En los casos de Anorexia:
  • Las cantidades de alimentos que ingieren en las diferentes comidas son cada vez más pequeñas.
  • Evitan comidas familiares con escusas diversas del tipo "he comido Fuera..." "Tengo que estudiar.." "Me duele el estómago..."
  • Alternan cambios de ánimo que van desde la euforia a la melancolía. Humor cambiante.
  • La pérdida de peso empieza a ser evidente y no existe causa concreta que la justifique.
  • Se produce un aumento llamativo de la actividad física y la práctica deportiva.
  • Muestran deseos de preparar la comida y cocinar para toda la familia.
  • Empiezan a demostrar un alto conocimiento de los alimentos, del valor nutricional de los mismos, sus calorías, etc.
  • Niega rotundamente que pueda tener  un problema con la alimentación.

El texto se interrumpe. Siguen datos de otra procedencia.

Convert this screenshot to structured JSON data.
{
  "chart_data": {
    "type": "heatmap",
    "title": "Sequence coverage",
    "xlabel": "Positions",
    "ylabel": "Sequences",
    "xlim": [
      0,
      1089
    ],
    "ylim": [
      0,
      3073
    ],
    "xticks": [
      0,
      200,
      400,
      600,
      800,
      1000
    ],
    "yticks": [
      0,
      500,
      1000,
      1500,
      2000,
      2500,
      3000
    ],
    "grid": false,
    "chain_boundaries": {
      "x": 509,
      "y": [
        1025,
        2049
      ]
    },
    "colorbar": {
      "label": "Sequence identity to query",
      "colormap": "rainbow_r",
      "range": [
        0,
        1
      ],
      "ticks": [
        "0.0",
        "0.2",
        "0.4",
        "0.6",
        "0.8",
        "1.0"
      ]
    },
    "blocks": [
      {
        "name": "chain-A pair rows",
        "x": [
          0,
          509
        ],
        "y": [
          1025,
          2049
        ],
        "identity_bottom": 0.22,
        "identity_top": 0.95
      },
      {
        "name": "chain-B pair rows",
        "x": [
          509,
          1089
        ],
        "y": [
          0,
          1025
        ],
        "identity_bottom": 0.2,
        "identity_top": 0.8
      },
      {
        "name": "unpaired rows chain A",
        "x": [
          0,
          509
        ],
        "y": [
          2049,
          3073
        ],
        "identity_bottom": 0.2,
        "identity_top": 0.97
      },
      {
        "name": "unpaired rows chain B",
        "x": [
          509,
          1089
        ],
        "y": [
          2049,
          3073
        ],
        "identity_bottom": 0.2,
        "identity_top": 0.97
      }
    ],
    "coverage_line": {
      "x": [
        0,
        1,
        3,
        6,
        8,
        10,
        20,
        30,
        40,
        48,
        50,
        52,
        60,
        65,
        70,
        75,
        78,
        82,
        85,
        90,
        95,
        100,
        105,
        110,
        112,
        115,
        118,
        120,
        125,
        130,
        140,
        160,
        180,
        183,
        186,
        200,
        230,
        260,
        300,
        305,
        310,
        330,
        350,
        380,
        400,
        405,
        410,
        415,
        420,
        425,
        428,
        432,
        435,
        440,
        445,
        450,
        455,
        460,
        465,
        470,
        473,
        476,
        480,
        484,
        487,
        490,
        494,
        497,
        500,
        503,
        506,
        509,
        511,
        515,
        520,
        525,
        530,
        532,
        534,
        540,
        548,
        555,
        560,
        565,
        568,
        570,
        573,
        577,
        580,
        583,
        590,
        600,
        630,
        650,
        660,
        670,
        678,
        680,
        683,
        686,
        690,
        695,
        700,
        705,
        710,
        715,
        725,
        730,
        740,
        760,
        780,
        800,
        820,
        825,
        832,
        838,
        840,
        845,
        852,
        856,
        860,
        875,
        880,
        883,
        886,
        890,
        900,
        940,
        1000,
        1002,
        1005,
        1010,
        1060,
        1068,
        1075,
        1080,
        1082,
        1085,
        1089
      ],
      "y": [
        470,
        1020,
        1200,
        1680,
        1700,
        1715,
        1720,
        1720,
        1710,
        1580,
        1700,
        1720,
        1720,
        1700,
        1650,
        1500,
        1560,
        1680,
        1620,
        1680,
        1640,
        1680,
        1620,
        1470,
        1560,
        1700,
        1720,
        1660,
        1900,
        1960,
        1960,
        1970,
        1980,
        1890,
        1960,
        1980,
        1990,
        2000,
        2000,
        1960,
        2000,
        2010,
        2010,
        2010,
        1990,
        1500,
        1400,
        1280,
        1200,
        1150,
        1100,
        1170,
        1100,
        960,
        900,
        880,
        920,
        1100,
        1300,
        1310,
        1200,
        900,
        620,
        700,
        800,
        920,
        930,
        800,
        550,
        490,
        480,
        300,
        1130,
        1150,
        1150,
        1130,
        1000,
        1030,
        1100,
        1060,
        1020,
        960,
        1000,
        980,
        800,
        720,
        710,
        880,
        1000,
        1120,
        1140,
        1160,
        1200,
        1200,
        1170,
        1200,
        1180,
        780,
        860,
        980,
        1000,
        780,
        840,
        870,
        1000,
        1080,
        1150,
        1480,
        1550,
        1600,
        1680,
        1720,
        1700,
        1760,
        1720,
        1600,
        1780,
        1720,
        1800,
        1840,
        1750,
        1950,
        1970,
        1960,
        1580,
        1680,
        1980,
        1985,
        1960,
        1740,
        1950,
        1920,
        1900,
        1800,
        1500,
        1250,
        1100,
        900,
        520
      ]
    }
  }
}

  • Se aísla cada vez más de la familia y de los amigos.
  • Juega con el plato y desmenuza los alimentos.
  • Empieza a restringir la alimentación, evitando alimentos que considera calóricos.
  • Encontramos alimentos (de la comida o la cena) escondidos en su habitación o zonas que frecuenta.
En los casos de bulimia: 

  • Su humor cambia con facilidad. Irritabilidad 
  • Cada vez que come va al baño. 
  • Signos de depresión: pensamientos melancólicos o pesimistas. Ideas de suicidio.
  • Se observa hipertrofia de las glándulas salivares (parótida o submaxilar) generalmente indolora e inicialmente de presencia intermitente. 
  • El vómito recurrente produce erosión dental por la acción de los ácidos gástricos.
  • Aparecen callosidades o excoriaciones (signo de Rusell) ocasionadas por la introducción de los dedos en la boca debido a la conducta purgativa de provocarse el vómito.